Отсюда изумительное искусство Толстого говорить общеизвестные истины. Да, именно общеизвестные истины говорить очень трудно, то есть говорить так, чтобы они приобретали свежесть, оригинальность и жизнь, а именно в этом особенно нуждается наша современность. Мы, образованные люди, знаем очень много, но в нашей жизни сделано очень мало из того, что для нас стало уже избитой, азбучной истиной. Отсюда — многое в нашей современной литературе и, между прочим, стремление к тому, «чего никогда не бывало». У нас — секут мужиков вповалку, иногда женщин и детей и старых почтенных стариков. Это позорно. И это незаконно. И об этом говорилось много раз. И говорилось как о вопиющем и позорном нарушении человеческого права, но… господа губернаторы продолжают свои упражнения давно — ив «мирное время» столь же свободно, как и во время смуты, любой петербургский пшют, очутившийся, благодаря протекции, в роли помпадура, приказывает разложить почтенного старика, который годится ему в прадеды, а в своем деле во сто раз умнее, чем помпадур в своем, и… в воздухе свищет лоза. Мы узнаем это и, если сможем, напечатаем негодующую статью, в стиле которой, однако, звучит скрытое уныние и скука: и погромче нас были витии… Ни для кого это, увы! — не новость.

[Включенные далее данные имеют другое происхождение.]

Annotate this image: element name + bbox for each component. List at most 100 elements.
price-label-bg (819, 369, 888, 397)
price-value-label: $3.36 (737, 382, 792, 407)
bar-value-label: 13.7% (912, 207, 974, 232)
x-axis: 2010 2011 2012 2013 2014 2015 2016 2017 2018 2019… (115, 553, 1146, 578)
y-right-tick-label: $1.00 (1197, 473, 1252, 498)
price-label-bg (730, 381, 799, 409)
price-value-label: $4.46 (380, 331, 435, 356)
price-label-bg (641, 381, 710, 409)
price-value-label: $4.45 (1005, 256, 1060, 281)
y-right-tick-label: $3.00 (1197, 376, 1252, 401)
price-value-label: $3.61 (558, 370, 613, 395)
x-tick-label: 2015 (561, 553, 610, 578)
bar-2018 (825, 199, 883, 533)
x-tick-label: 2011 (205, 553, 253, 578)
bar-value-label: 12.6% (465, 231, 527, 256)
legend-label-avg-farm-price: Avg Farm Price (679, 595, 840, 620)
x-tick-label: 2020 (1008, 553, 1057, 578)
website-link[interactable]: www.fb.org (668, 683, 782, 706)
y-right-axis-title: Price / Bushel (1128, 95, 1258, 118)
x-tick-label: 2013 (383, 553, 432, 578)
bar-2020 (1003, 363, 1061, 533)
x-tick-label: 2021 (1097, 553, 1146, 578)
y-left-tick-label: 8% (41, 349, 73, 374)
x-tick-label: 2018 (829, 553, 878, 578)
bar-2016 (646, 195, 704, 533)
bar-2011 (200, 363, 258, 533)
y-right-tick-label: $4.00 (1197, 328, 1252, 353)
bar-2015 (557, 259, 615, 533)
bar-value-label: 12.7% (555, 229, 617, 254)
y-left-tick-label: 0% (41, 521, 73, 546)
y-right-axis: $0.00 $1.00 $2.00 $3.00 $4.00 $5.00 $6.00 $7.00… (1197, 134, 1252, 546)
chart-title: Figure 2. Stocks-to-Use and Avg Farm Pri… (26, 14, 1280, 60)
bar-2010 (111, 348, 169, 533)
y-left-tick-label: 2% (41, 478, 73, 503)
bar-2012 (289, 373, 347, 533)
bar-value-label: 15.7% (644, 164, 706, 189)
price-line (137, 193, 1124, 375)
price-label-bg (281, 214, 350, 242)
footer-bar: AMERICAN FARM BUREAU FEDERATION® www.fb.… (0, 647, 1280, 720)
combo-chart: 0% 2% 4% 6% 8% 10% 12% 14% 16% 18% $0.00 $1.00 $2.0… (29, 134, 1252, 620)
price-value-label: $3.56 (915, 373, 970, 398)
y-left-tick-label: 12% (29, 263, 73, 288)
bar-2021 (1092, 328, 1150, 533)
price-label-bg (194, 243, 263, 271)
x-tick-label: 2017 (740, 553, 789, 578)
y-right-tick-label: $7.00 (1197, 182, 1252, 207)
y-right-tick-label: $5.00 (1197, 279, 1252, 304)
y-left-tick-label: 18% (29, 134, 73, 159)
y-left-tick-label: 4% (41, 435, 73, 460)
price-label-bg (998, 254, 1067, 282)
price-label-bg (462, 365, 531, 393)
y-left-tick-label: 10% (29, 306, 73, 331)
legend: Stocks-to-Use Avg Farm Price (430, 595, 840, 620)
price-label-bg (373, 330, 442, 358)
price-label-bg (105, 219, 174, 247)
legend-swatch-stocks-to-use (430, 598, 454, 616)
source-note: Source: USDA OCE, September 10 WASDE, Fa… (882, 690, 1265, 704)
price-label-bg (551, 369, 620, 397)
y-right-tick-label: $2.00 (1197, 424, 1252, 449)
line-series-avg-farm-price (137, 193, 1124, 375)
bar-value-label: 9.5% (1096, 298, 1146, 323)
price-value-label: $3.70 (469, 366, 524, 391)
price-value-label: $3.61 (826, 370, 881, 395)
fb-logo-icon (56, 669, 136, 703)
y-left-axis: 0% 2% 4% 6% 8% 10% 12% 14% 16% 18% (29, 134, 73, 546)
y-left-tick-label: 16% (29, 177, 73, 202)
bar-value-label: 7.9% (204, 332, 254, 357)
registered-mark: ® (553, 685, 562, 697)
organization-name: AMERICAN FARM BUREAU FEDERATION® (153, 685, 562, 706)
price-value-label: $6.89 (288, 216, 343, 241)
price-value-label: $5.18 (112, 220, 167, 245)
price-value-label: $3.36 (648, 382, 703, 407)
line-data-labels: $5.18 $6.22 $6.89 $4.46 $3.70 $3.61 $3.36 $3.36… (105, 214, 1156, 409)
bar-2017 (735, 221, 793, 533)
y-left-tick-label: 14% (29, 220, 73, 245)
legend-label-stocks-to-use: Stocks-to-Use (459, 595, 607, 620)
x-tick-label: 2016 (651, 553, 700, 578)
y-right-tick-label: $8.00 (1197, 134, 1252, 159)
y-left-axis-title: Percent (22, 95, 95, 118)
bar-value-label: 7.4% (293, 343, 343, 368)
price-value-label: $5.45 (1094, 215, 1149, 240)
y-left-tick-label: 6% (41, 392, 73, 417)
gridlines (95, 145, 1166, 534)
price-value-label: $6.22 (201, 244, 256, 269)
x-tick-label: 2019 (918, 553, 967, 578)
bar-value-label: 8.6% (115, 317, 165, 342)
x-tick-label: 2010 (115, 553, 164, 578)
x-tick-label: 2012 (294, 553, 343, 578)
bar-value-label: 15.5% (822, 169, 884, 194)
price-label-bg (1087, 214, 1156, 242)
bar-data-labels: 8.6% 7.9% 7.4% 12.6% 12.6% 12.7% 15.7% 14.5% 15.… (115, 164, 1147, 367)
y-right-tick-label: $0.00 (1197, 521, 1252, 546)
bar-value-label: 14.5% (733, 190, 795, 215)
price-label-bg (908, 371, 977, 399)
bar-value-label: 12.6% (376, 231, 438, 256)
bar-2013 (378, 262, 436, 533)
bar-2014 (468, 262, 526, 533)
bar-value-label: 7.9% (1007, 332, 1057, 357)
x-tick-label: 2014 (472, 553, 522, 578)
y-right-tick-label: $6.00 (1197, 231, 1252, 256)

Но вот в один прекрасный день в конце 80-х годов такой легковесный администратор в Орле отправляется в экспедицию и производит экзекуцию над мужиками. Конечно, все это сойдет ему благополучно… Однако через некоторое время откуда-то налетает вихрь, и карьера орловского помпадура разбита. Что же случилось? Ничего особенного. Только иудей первого века узнал об этом эпизоде и изумленно вскрикнул, что это не по-христиански. Но разве мы все, сверху донизу, этого не знали? Разве это не общеизвестная истина? Да. Но Толстой, из глубины своего настроения иудея первого века, сумел сказать эту истину так, что она вновь потрясает не только готовое к негодованию «общество», но и тех, кто терпел, поощрял, даже награждал ретивых помпадуров за такие же мероприятия. Сказал Толстой… Это много. Но еще — сказал «иудей первого века христианской эры», — а это, пожалуй, еще больше.

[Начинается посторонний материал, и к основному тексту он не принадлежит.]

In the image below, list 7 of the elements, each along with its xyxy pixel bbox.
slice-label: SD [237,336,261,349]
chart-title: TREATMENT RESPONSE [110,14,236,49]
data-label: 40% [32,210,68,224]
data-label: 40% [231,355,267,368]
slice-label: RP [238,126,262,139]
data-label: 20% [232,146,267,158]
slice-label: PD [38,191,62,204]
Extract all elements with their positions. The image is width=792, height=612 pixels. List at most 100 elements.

И дело, конечно, не в том, что один администратор, легкомысленный и жестокий, потерял карьеру. Придут другие, не менее легкомысленные и жестокие. Это мы знаем лучше и тверже, чем иудей первого века… Но дело в том, что под пером Толстого такие «общеизвестные истины» теряют свою тусклость и избитость, сверкают опять всеми красками жизни, будят новое негодование, тревожат, вновь заставляют искать выхода… И еще: они перестают быть мертвым капиталом, лежавшим на сохранении до лучших времен, а расходятся широко, проникая и захватывая такие слои, где раньше царила тупая непосредственность, жалкая покорность или слепое безразличие.
В такие моменты преграда между Толстым-проповедником и его принципиальными противниками из среды междуполярных жителей рушится. Потому что в его речах слышится глубокая искренность. И когда он говорит о непротивлении злу насилием, то он не похож на тех фарисеев, которые обращаются с своей проповедью исключительно к стороне слабейшей. Толстой уже раньше бесстрашно и резко осудил тех, кто обладает властью и силой и кто пытается обосновать эту власть на авторитете христианства и его морали…
И в ту минуту, когда я пишу эти строки, весь образованный мир читает опять одну из «общеизвестных истин» в освещении Толстого: его простые слова на азбучную тему о смертной казни опять потрясают людские сердца… И, конечно, все, что может сделать человеческое слово в прямом смысле и еще более — что оно может сделать косвенно, освещая мрачные бездны нашего порядка, — все это сделает слово гениального мечтателя, которому приснилось однажды, что он слышит в знойной пустыне слова любви и мира из уст самого великого Учителя…
VIII
Есть еще одна сторона в огромной и сложной личности Толстого-писателя, которая заставляет нас, междуполярных жителей, сочувствовать Толстому-мыслителю и восхищаться им даже в тех случаях, когда мы принципиально далеко не во всем с ним согласны: он поднял печатное слово на высоту, недосягаемую для преследования.